It’s like watching a train wreck in slow motion.
Greek politicians buy votes for decades by creating lots of unnecessary public
sector jobs and promising inflated pensions (retirement at 50 with pension at
100% of final salary!). Greek taxpayers
regularly evade taxes. Corruption is endemic. Then Greece gets into the Euro by
cooking its books so it looks healthier than it is. Not surprisingly, Greece
gets into serious financial trouble living beyond its means, to the tune of
about €360 billion Euros of debt, and depends on the rest of the EU, principally
Germany, to bail it out. The EU and the
IMF do that, to the tune of €80 billion
Euros thus far, on condition that Greece
attack some of its fiscal profligacy by trimming down the bloated bureaucracy
and inflated pensions.
Geek voters can’t take the pain, so they vote in a far-left
government that repudiates the reforms.
The EU, not surprisingly, isn’t inclined to pour good money (another €8
billion Euros) after bad, especially since it is obvious they are never going to
get paid back, which leads to the current impasse.
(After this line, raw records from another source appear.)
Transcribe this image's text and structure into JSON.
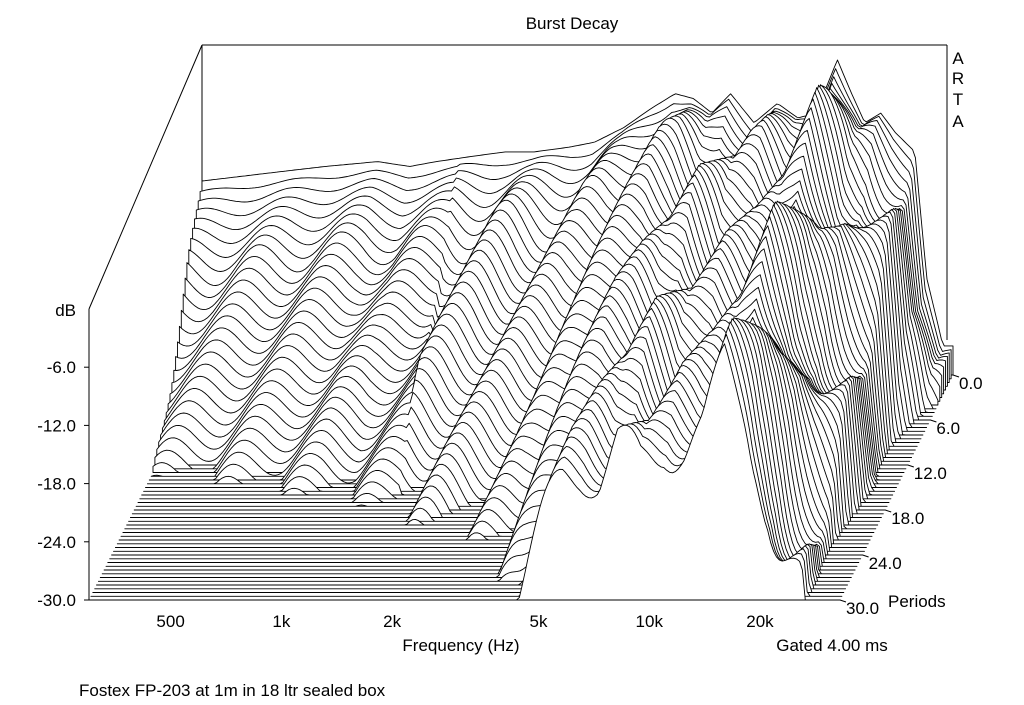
{
  "chart_data": {
    "type": "waterfall",
    "title": "Burst Decay",
    "watermark": [
      "A",
      "R",
      "T",
      "A"
    ],
    "xlabel": "Frequency (Hz)",
    "x_scale": "log",
    "x_range_hz": [
      300,
      33000
    ],
    "x_ticks": [
      {
        "value": 500,
        "label": "500"
      },
      {
        "value": 1000,
        "label": "1k"
      },
      {
        "value": 2000,
        "label": "2k"
      },
      {
        "value": 5000,
        "label": "5k"
      },
      {
        "value": 10000,
        "label": "10k"
      },
      {
        "value": 20000,
        "label": "20k"
      }
    ],
    "ylabel": "dB",
    "y_range_db": [
      -30,
      0
    ],
    "y_ticks": [
      {
        "value": -6,
        "label": "-6.0"
      },
      {
        "value": -12,
        "label": "-12.0"
      },
      {
        "value": -18,
        "label": "-18.0"
      },
      {
        "value": -24,
        "label": "-24.0"
      },
      {
        "value": -30,
        "label": "-30.0"
      }
    ],
    "z_label": "Periods",
    "z_range_periods": [
      0,
      30
    ],
    "z_ticks": [
      {
        "value": 0,
        "label": "0.0"
      },
      {
        "value": 6,
        "label": "6.0"
      },
      {
        "value": 12,
        "label": "12.0"
      },
      {
        "value": 18,
        "label": "18.0"
      },
      {
        "value": 24,
        "label": "24.0"
      },
      {
        "value": 30,
        "label": "30.0"
      }
    ],
    "periods_suffix": "Periods",
    "gate_label": "Gated 4.00 ms",
    "footer": "Fostex FP-203 at 1m in 18 ltr sealed box",
    "approx_initial_response_db": {
      "freq_hz": [
        300,
        500,
        650,
        900,
        1100,
        1300,
        1600,
        2000,
        2400,
        3000,
        3500,
        4200,
        5000,
        5800,
        6500,
        7300,
        8200,
        9500,
        11000,
        12500,
        14000,
        16000,
        17500,
        19000,
        21000,
        23000,
        26000,
        28000,
        31000
      ],
      "level_db": [
        -10,
        -9,
        -8.5,
        -8,
        -8.5,
        -8,
        -7.5,
        -7,
        -7,
        -6.5,
        -6,
        -4.5,
        -2.5,
        -1,
        -1.5,
        -3,
        -1,
        -4,
        -2,
        -3.5,
        -3,
        2.5,
        -1,
        -4,
        -3,
        -5,
        -7,
        -20,
        -27
      ]
    }
  }
}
Probably the Greek government will refuse to budge, because
they would promptly get voted out of office if they backed down on their
election pledges. Probably the EU and
the IMF will refuse to pony up more loan money they know they will never get
back. Probably Greece will eventually default, and probably have to leave the
Euro. Hardly a disaster, because Greece
probably wouldn’t have been accepted into the Euro zone in the first place if
people had known the true state of their finances.
This of course is the fundamental flaw in the
current EU in the first place – monetary union without fiscal union. It’s like putting everyone in the family on a
single credit card, with no controls over who spends how much.
Of course some cities (like Chicago) in the US have
pulled the same game, and are in exactly the same sort of trouble.